As jornalistas Bruna Oliveira e Carolina Pastl colaboram com a colunista Gisele Loeblein, titular deste espaço.
Enquanto a imagem do agronegócio brasileiro é colocada à prova em meio às queimadas, iniciativas que prezam pela produção sustentável ganham ainda mais valor. No coração do Brasil Central, onde arde parte dos focos de incêndio, há modelos que mostram que é possível produzir e preservar o ambiente ao mesmo tempo.
Em Rio Verde, no interior de Goiás, o Grupo Associado de Pesquisa do Sudoeste Goiano (Gapes) trabalha nesse sentido. Com o objetivo de fortalecer a produção sustentável de grãos na região e aplicar um manejo aliado à ciência, o resultado do trabalho é uma das melhores produtividades do Estado e do Brasil. São 43 associados aplicando a inteligência a favor da terra, integrando mais de 125 fazendas e 235 mil hectares de milho e soja no sudoeste goiano.
Engenheira agrônoma e presidente do Gapes, Flávia Montans apresentou o dia a dia da associação na Fazenda Brasilanda, do Grupo Kompier, que tem entre as suas frentes agricultura associada à pecuária de leite de precisão, usina de bioinsumos e práticas de agricultura regenerativa na implementação dos cultivos.
— Pesquisa temos bastante. Mas não tínhamos dados voltados às dificuldades específicas do produtor rural daqui. Para isso, nos juntamos, e é o que acontece há 24 anos. Desde 2011, o Gapes desenvolve suas próprias pesquisas — explica Flávia.
Em 2024, o grupo ganhou a formatação de Instituto de Ciência e Tecnologia. A partir de agora, poderão formar parcerias com universidades e angariar mais recursos. Antes, apenas os produtores associados bancavam as pesquisas.
A sustentabilidade na prática
O pioneirismo do Gapes se concretiza em várias frentes. O grupo encabeça a formação do primeiro consórcio de agricultura regenerativa do Brasil, com mais de 30 fazendas impactadas e 50 mil hectares transformados. O projeto estima produzir 200 mil toneladas de soja regenerativa certificada, com 100% das áreas cultivadas em plantio direto e aumento de uso de biológicos.
Atualmente, toda a área de associados do Gapes já adota o plantio direto — técnica que consiste na aplicação de palha após a colheita e antes do plantio para manter a microbiota do solo e evitar erosões.
Há também 50 hectares dedicados à pesquisa, em conhecimento aplicado por 42 colaboradores e em oito áreas diferentes. O trabalho busca sanar dúvidas, confirmar resultados práticos e realizar compras assertivas, a partir de produtos testados a campo.
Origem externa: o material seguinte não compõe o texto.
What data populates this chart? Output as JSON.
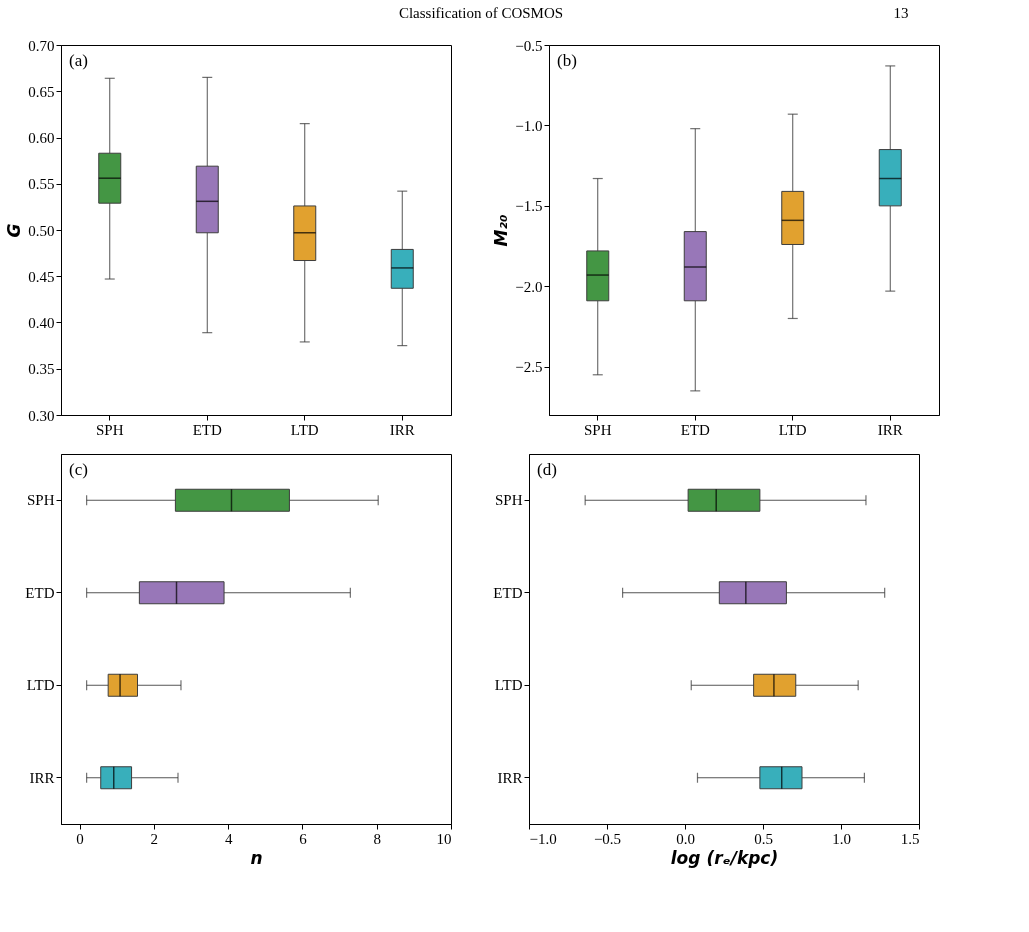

O diferencial de produtividade dos associados chama atenção — e funciona como um estímulo para os produtores locais continuarem investindo em pesquisas e práticas sustentáveis. Na safra 23/24, a rentabilidade média da soja foi de 56,2 sacas por hectare no Brasil, enquanto na área do grupo foi de 70,8 sacas por hectare, superior também à média de Goiás, de 58 sacas por hectare. O mesmo se reflete no milho, com produtividade média saltando de 92,6 para 136 sacas por hectare entre a área brasileira e a dos associados.
Na Fazenda Brasilanda, associada ao grupo, uma das inovações é a cama do gado leiteiro, que vira, depois, adubo para as lavouras. São três barracões, cada um com capacidade para 400 animais. A técnica, chamada de compost barn, enriquece a terra produtiva ao ativar a atividade biológica do solo.
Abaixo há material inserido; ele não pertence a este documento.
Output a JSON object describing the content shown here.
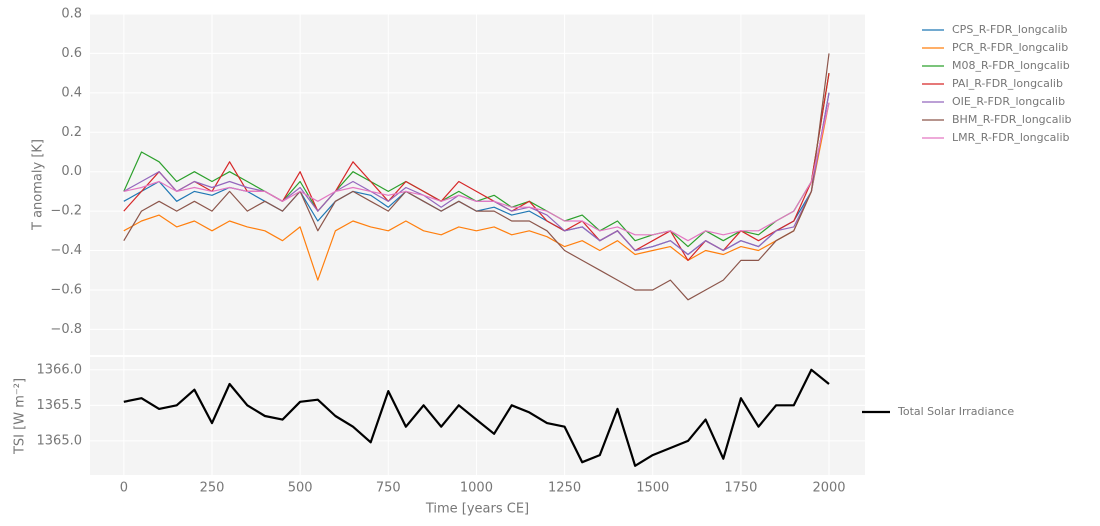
{
  "chart_data": [
    {
      "type": "line",
      "ylabel": "T anomaly [K]",
      "x": [
        0,
        50,
        100,
        150,
        200,
        250,
        300,
        350,
        400,
        450,
        500,
        550,
        600,
        650,
        700,
        750,
        800,
        850,
        900,
        950,
        1000,
        1050,
        1100,
        1150,
        1200,
        1250,
        1300,
        1350,
        1400,
        1450,
        1500,
        1550,
        1600,
        1650,
        1700,
        1750,
        1800,
        1850,
        1900,
        1950,
        2000
      ],
      "xlim": [
        -96,
        2102
      ],
      "ylim": [
        -0.93,
        0.8
      ],
      "yticks": [
        {
          "value": -0.8,
          "label": "−0.8"
        },
        {
          "value": -0.6,
          "label": "−0.6"
        },
        {
          "value": -0.4,
          "label": "−0.4"
        },
        {
          "value": -0.2,
          "label": "−0.2"
        },
        {
          "value": 0,
          "label": "0.0"
        },
        0.2,
        0.4,
        0.6,
        0.8
      ],
      "grid": true,
      "legend": "outside upper right",
      "series": [
        {
          "name": "CPS_R-FDR_longcalib",
          "color": "#1f77b4",
          "values": [
            -0.15,
            -0.1,
            -0.05,
            -0.15,
            -0.1,
            -0.12,
            -0.08,
            -0.1,
            -0.15,
            -0.2,
            -0.1,
            -0.25,
            -0.15,
            -0.1,
            -0.12,
            -0.18,
            -0.1,
            -0.15,
            -0.2,
            -0.15,
            -0.2,
            -0.18,
            -0.22,
            -0.2,
            -0.25,
            -0.3,
            -0.28,
            -0.35,
            -0.3,
            -0.4,
            -0.38,
            -0.35,
            -0.42,
            -0.35,
            -0.4,
            -0.35,
            -0.38,
            -0.3,
            -0.25,
            -0.1,
            0.4
          ]
        },
        {
          "name": "PCR_R-FDR_longcalib",
          "color": "#ff7f0e",
          "values": [
            -0.3,
            -0.25,
            -0.22,
            -0.28,
            -0.25,
            -0.3,
            -0.25,
            -0.28,
            -0.3,
            -0.35,
            -0.28,
            -0.55,
            -0.3,
            -0.25,
            -0.28,
            -0.3,
            -0.25,
            -0.3,
            -0.32,
            -0.28,
            -0.3,
            -0.28,
            -0.32,
            -0.3,
            -0.33,
            -0.38,
            -0.35,
            -0.4,
            -0.35,
            -0.42,
            -0.4,
            -0.38,
            -0.45,
            -0.4,
            -0.42,
            -0.38,
            -0.4,
            -0.35,
            -0.3,
            -0.1,
            0.35
          ]
        },
        {
          "name": "M08_R-FDR_longcalib",
          "color": "#2ca02c",
          "values": [
            -0.1,
            0.1,
            0.05,
            -0.05,
            0.0,
            -0.05,
            0.0,
            -0.05,
            -0.1,
            -0.15,
            -0.05,
            -0.2,
            -0.1,
            0.0,
            -0.05,
            -0.1,
            -0.05,
            -0.1,
            -0.15,
            -0.1,
            -0.15,
            -0.12,
            -0.18,
            -0.15,
            -0.2,
            -0.25,
            -0.22,
            -0.3,
            -0.25,
            -0.35,
            -0.32,
            -0.3,
            -0.38,
            -0.3,
            -0.35,
            -0.3,
            -0.32,
            -0.25,
            -0.2,
            -0.05,
            0.5
          ]
        },
        {
          "name": "PAI_R-FDR_longcalib",
          "color": "#d62728",
          "values": [
            -0.2,
            -0.1,
            0.0,
            -0.1,
            -0.05,
            -0.1,
            0.05,
            -0.1,
            -0.1,
            -0.15,
            0.0,
            -0.2,
            -0.1,
            0.05,
            -0.05,
            -0.15,
            -0.05,
            -0.1,
            -0.15,
            -0.05,
            -0.1,
            -0.15,
            -0.2,
            -0.15,
            -0.25,
            -0.3,
            -0.25,
            -0.35,
            -0.3,
            -0.4,
            -0.35,
            -0.3,
            -0.45,
            -0.35,
            -0.4,
            -0.3,
            -0.35,
            -0.3,
            -0.25,
            -0.05,
            0.5
          ]
        },
        {
          "name": "OIE_R-FDR_longcalib",
          "color": "#9467bd",
          "values": [
            -0.1,
            -0.05,
            0.0,
            -0.1,
            -0.05,
            -0.08,
            -0.05,
            -0.08,
            -0.1,
            -0.15,
            -0.08,
            -0.2,
            -0.1,
            -0.05,
            -0.1,
            -0.15,
            -0.08,
            -0.12,
            -0.18,
            -0.12,
            -0.15,
            -0.15,
            -0.2,
            -0.18,
            -0.22,
            -0.3,
            -0.28,
            -0.35,
            -0.3,
            -0.4,
            -0.38,
            -0.35,
            -0.42,
            -0.35,
            -0.4,
            -0.35,
            -0.38,
            -0.3,
            -0.28,
            -0.1,
            0.4
          ]
        },
        {
          "name": "BHM_R-FDR_longcalib",
          "color": "#8c564b",
          "values": [
            -0.35,
            -0.2,
            -0.15,
            -0.2,
            -0.15,
            -0.2,
            -0.1,
            -0.2,
            -0.15,
            -0.2,
            -0.1,
            -0.3,
            -0.15,
            -0.1,
            -0.15,
            -0.2,
            -0.1,
            -0.15,
            -0.2,
            -0.15,
            -0.2,
            -0.2,
            -0.25,
            -0.25,
            -0.3,
            -0.4,
            -0.45,
            -0.5,
            -0.55,
            -0.6,
            -0.6,
            -0.55,
            -0.65,
            -0.6,
            -0.55,
            -0.45,
            -0.45,
            -0.35,
            -0.3,
            -0.1,
            0.6
          ]
        },
        {
          "name": "LMR_R-FDR_longcalib",
          "color": "#e377c2",
          "values": [
            -0.1,
            -0.08,
            -0.05,
            -0.1,
            -0.08,
            -0.1,
            -0.08,
            -0.1,
            -0.1,
            -0.15,
            -0.1,
            -0.15,
            -0.1,
            -0.08,
            -0.1,
            -0.12,
            -0.1,
            -0.12,
            -0.15,
            -0.12,
            -0.15,
            -0.15,
            -0.18,
            -0.18,
            -0.2,
            -0.25,
            -0.25,
            -0.3,
            -0.28,
            -0.32,
            -0.32,
            -0.3,
            -0.35,
            -0.3,
            -0.32,
            -0.3,
            -0.3,
            -0.25,
            -0.2,
            -0.05,
            0.35
          ]
        }
      ]
    },
    {
      "type": "line",
      "ylabel": "TSI [W m⁻²]",
      "xlabel": "Time [years CE]",
      "x": [
        0,
        50,
        100,
        150,
        200,
        250,
        300,
        350,
        400,
        450,
        500,
        550,
        600,
        650,
        700,
        750,
        800,
        850,
        900,
        950,
        1000,
        1050,
        1100,
        1150,
        1200,
        1250,
        1300,
        1350,
        1400,
        1450,
        1500,
        1550,
        1600,
        1650,
        1700,
        1750,
        1800,
        1850,
        1900,
        1950,
        2000
      ],
      "xlim": [
        -96,
        2102
      ],
      "ylim": [
        1364.52,
        1366.18
      ],
      "xticks": [
        0,
        250,
        500,
        750,
        1000,
        1250,
        1500,
        1750,
        2000
      ],
      "yticks": [
        {
          "value": 1365,
          "label": "1365.0"
        },
        {
          "value": 1365.5,
          "label": "1365.5"
        },
        {
          "value": 1366,
          "label": "1366.0"
        }
      ],
      "grid": true,
      "legend": "outside center right",
      "series": [
        {
          "name": "Total Solar Irradiance",
          "color": "#000000",
          "values": [
            1365.55,
            1365.6,
            1365.45,
            1365.5,
            1365.72,
            1365.25,
            1365.8,
            1365.5,
            1365.35,
            1365.3,
            1365.55,
            1365.58,
            1365.35,
            1365.2,
            1364.98,
            1365.7,
            1365.2,
            1365.5,
            1365.2,
            1365.5,
            1365.3,
            1365.1,
            1365.5,
            1365.4,
            1365.25,
            1365.2,
            1364.7,
            1364.8,
            1365.45,
            1364.65,
            1364.8,
            1364.9,
            1365.0,
            1365.3,
            1364.75,
            1365.6,
            1365.2,
            1365.5,
            1365.5,
            1366.0,
            1365.8
          ]
        }
      ]
    }
  ]
}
— A pecuária de leite, que antes era um problema (pela geração de resíduos, como urina e fezes), se tornou, então, a menina dos olhos da fazenda com a compostagem — salienta Patrícia Kompier, produtora e uma das proprietárias da fazenda.
A Brasilanda também está em largo processo de substituição de produtos químicos, como fertilizantes e defensivos. Para isso, possui uma biofábrica, que elabora bioinsumos e composto biofermentado para aplicação no solo. Marion Kompier, agrônoma, produtora e também proprietária, diz que a agrologia é a sustentação da produção local. A fazenda faz parte do Grupo Associado de Agricultura Sustentável (Grupo GAAS), uma união de produtores pela atividade sustentável.
— A gente veio de uma agricultura usando tanto químico que, se a gente não mudasse, não iria sair do lugar — reforça a produtora.
*A coluna viajou a convite da Fundação Dom Cabral, como parte do programa Agronegócio Em Perspectiva.